Bilindiği gibi 6 Şubat 2023 tarihinde Kurdistan merkezli büyük bir deprem yaşanmıştır. Türk devleti ve faşist AKP-MHP iktidarı halkları ölüme terk ederken kadınların öncülük ettiği çok anlamlı bir toplumsal dayanışma ve destek örneği sergilenmiştir. Bu dayanışma örneği aslında kadınların ve halkların ne kadar da büyük bir potansiyele sahip olduğunu, kendi öz ve özgür yaşamlarını ve yönetimlerini kuracak güçte olduğunu bir kez daha göstermiştir.

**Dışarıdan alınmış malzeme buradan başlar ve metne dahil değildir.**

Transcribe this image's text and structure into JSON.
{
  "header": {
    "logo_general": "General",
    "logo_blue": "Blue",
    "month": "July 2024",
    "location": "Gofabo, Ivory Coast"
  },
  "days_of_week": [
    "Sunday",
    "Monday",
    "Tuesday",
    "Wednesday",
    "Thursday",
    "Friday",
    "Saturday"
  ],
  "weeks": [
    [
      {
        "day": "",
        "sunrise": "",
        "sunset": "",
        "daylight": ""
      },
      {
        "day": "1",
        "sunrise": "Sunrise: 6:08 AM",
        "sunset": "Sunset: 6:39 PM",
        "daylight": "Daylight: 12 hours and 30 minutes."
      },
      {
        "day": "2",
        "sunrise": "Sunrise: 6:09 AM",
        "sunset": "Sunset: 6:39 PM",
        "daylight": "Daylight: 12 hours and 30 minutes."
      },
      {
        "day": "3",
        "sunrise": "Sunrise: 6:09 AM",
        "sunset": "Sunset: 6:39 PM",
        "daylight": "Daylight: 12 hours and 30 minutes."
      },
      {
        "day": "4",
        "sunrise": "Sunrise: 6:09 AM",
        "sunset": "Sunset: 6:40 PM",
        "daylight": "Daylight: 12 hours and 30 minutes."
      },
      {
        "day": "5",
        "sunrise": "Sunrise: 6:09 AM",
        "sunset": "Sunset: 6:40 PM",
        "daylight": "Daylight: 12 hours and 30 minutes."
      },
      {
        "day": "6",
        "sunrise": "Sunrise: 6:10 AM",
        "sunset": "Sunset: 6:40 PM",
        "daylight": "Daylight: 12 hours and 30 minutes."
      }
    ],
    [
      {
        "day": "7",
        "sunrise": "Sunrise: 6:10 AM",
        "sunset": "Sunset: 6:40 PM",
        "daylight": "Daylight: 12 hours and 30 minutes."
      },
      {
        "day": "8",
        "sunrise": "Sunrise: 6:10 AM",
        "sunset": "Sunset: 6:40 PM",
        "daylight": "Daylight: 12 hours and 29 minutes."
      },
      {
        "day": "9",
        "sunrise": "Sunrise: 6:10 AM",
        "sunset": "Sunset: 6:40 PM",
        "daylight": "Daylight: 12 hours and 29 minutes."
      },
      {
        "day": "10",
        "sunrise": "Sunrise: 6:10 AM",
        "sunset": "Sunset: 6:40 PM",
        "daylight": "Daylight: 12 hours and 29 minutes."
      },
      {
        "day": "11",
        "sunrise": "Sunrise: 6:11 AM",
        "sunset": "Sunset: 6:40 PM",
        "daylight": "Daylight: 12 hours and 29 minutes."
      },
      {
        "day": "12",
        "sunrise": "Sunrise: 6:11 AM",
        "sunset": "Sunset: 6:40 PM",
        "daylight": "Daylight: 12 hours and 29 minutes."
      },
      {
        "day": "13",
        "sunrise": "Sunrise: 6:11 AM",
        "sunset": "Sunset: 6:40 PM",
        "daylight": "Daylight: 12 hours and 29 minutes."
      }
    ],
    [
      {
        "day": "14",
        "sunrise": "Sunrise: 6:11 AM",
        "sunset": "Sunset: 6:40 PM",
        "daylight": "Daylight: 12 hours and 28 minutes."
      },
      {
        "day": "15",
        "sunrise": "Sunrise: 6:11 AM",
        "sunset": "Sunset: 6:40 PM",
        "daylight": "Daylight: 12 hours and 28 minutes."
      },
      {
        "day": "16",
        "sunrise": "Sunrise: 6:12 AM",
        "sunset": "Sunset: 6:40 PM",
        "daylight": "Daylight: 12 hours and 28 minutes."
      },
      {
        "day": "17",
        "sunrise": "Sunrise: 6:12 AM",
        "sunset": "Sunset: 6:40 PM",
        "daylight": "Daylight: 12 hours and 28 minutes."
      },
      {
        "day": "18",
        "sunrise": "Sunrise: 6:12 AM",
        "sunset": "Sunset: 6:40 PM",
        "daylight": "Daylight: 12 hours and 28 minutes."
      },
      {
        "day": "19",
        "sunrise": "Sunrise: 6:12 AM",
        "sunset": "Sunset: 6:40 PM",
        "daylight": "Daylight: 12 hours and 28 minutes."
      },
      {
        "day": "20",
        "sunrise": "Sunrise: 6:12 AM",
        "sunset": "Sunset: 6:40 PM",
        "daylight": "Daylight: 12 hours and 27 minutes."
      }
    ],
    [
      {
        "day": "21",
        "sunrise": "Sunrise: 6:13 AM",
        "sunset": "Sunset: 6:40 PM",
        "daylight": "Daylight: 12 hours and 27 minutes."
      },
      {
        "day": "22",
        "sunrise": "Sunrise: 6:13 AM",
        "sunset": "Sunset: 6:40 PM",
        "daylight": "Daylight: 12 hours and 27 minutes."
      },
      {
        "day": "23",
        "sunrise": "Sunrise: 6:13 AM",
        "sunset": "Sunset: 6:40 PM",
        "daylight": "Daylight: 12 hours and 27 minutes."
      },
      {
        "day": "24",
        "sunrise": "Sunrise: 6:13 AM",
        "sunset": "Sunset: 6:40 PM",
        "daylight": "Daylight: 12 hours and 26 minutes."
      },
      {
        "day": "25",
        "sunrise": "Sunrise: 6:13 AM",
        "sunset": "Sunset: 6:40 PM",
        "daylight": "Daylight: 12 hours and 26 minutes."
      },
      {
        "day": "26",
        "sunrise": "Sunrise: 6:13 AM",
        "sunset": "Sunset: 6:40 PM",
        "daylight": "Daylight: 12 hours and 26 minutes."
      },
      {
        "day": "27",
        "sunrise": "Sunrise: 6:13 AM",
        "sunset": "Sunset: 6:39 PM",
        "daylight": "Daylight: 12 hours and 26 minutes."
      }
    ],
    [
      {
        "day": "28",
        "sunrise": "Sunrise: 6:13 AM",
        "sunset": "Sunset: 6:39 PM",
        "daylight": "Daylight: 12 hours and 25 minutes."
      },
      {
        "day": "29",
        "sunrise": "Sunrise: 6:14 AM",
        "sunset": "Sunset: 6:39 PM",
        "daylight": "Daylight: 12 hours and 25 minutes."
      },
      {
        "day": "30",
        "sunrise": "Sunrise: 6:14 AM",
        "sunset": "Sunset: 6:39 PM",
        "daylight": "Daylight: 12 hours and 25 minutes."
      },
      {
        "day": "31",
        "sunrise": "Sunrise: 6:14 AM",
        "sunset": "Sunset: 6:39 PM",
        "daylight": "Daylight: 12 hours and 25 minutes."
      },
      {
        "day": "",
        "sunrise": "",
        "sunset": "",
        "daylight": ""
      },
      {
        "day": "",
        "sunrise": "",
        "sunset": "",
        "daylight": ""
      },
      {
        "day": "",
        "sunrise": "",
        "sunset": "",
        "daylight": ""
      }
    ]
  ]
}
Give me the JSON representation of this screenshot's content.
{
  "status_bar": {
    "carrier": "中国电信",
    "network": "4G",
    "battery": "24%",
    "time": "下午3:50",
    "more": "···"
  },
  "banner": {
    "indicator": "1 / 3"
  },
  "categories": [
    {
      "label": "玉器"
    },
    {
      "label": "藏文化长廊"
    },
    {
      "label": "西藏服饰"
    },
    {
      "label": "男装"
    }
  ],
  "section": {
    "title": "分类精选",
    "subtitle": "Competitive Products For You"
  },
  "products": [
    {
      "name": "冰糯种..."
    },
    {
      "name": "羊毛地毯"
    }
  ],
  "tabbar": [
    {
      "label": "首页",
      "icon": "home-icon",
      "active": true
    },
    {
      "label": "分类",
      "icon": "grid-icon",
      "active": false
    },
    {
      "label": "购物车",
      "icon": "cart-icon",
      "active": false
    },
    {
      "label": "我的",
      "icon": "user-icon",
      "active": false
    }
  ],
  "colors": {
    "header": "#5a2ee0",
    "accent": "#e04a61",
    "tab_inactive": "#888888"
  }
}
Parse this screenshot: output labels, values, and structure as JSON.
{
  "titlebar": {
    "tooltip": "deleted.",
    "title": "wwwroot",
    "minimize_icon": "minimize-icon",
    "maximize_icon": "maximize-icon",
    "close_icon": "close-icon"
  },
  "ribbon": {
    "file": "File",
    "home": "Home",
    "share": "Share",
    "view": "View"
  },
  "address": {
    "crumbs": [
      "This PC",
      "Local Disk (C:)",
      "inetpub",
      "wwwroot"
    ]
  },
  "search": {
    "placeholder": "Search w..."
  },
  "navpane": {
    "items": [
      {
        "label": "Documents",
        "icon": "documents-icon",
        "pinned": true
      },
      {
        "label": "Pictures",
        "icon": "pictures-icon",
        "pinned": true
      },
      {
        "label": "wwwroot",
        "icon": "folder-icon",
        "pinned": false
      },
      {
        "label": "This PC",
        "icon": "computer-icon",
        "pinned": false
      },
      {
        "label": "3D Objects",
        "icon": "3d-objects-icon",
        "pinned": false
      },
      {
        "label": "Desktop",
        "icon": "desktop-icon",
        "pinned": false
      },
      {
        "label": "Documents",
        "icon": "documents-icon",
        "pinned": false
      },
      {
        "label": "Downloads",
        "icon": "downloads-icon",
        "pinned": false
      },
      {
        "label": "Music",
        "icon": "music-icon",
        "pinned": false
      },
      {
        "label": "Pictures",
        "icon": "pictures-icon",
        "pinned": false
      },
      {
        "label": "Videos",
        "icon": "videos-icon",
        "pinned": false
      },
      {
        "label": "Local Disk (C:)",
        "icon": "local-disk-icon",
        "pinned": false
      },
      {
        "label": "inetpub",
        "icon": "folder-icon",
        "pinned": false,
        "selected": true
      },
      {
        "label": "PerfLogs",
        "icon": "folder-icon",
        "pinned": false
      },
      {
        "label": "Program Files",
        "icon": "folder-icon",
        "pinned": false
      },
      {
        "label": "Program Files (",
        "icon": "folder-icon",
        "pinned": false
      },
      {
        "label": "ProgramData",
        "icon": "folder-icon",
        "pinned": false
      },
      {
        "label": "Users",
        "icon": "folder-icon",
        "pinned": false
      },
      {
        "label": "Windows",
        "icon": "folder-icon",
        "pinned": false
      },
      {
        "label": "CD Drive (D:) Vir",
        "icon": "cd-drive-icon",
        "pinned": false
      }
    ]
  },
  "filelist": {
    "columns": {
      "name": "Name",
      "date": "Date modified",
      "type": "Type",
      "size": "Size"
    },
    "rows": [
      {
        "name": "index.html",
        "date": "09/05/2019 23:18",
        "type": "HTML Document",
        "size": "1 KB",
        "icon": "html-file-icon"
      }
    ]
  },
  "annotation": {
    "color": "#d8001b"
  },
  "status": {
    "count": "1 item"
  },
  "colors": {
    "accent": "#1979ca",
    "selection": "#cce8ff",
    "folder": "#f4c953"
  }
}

Bu 8 Mart’la kadınlar, deprem bölgeleriyle dayanışma içinde olmaları, toplumsal dayanışmaya öncülük ederek büyütmeleri oldukça önemlidir. Yine her zamandan daha fazla erkek egemen sisteme, bu sistemin faşizm ve her türlü versiyonlarına karşı mücadele içinde olduklarını görüyor ve selamlıyor. Bir kez daha 8 Mart Dünya Emekçi Kadınlar gününü tüm dünya kadınlarına kutluyor, bu vesileyle Jin Jîyan Azadî şiarıyla özgürlüğe yürüyen kadının direnişini ve mücadelesini selamlıyoruz.”